Precede, dunque, l’immagine e si procede per immagini nella narrazione della sparizione di Curon, terra liminare e contesa. Questa pratica trova conferma, a mio avviso, nella simmetrica complementarietà dei due quaderni – di parole e di immagini – di Trina ed Erich, manifestazioni di un dolore privato e preservato, sulle cui pagine il ricordo della figlia Marica si fa presenza, dialogo. Testimoni di una sparizione – l’ennesima – e fotografie di humus emotivo riscoperto e condiviso, i due quaderni non necessitano d’altro, interpretati nella logica della polarità comunicante del nostro autore, se non di essere semplicemente osservati, e osservati dall’occhio scrutatore del lettore.

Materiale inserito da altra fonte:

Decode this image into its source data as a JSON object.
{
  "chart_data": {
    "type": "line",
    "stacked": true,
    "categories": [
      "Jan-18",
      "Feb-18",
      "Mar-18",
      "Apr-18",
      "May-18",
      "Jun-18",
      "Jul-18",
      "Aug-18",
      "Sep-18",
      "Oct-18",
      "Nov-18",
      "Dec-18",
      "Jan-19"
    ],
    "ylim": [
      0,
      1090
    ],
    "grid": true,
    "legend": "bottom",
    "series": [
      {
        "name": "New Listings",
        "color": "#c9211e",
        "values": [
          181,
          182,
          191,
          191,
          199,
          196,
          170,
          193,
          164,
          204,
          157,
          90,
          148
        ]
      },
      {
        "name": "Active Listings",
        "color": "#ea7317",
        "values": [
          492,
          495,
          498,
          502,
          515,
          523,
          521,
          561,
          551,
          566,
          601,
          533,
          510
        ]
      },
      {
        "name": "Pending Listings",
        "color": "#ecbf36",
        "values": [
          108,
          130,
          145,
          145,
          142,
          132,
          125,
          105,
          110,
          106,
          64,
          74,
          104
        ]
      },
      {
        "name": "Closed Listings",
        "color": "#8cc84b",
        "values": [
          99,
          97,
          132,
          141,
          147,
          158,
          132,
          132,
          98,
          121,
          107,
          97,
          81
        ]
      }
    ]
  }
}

Ed è in quel quaderno che si dipana la narrazione della clandestinità, è lì che emerge l’etimo politico delle pratiche verbali di Trina: parole educatrici, strumenti di didattica nelle catacombe, nelle scuole di tedesco non autorizzate dal regime; parole performative, atti di intervento politico (Trina nella veste di ghostwriter di Erich); parole(-)artefici, che plasmano corresponsioni di fantasie amorose nelle lettere dal fronte, derubate del contenuto a causa della censura, e che processano una cronaca della Resistenza, pur nella misura privatamente diaristica, eminentemente storica.
Le parole disobbedienti disattendono anche certa linearità sintattica, per non eludere la strategia etica ingaggiata. L’uso iterativo delle dislocazioni a destra, infatti, oltre a strizzare l’occhio al parlato e a rendere ancora più fluida una scrittura asciutta ed essenziale, accentua una marcatura: rende visibile la preminenza di determinate parole in un flusso dalla caratura aforistica.
Si tratta di parole semplici, ampi contenitori semantici, e perlopiù astratte, ma subito tradotte in evidenze materiche di una ratio etica, di senso ponderato. Qualche esempio:
«Ti fa sentire una ladra certe volte l’amore» (p. 9)
«Diventa una vertigine, il dolore» (p. 55)
«Per lei erano il nemico più grande, i pensieri» (p. 72)
«Erano diventate un’estensione del nostro corpo, quelle pistole» (p. 101)
La letteratura civile di Marco Balzano districa la trama labirintica del reale, e indica al lettore, invitato ad attivare la sua coscienza etica e politica, una direzione: il suo etimo è l’indignazione.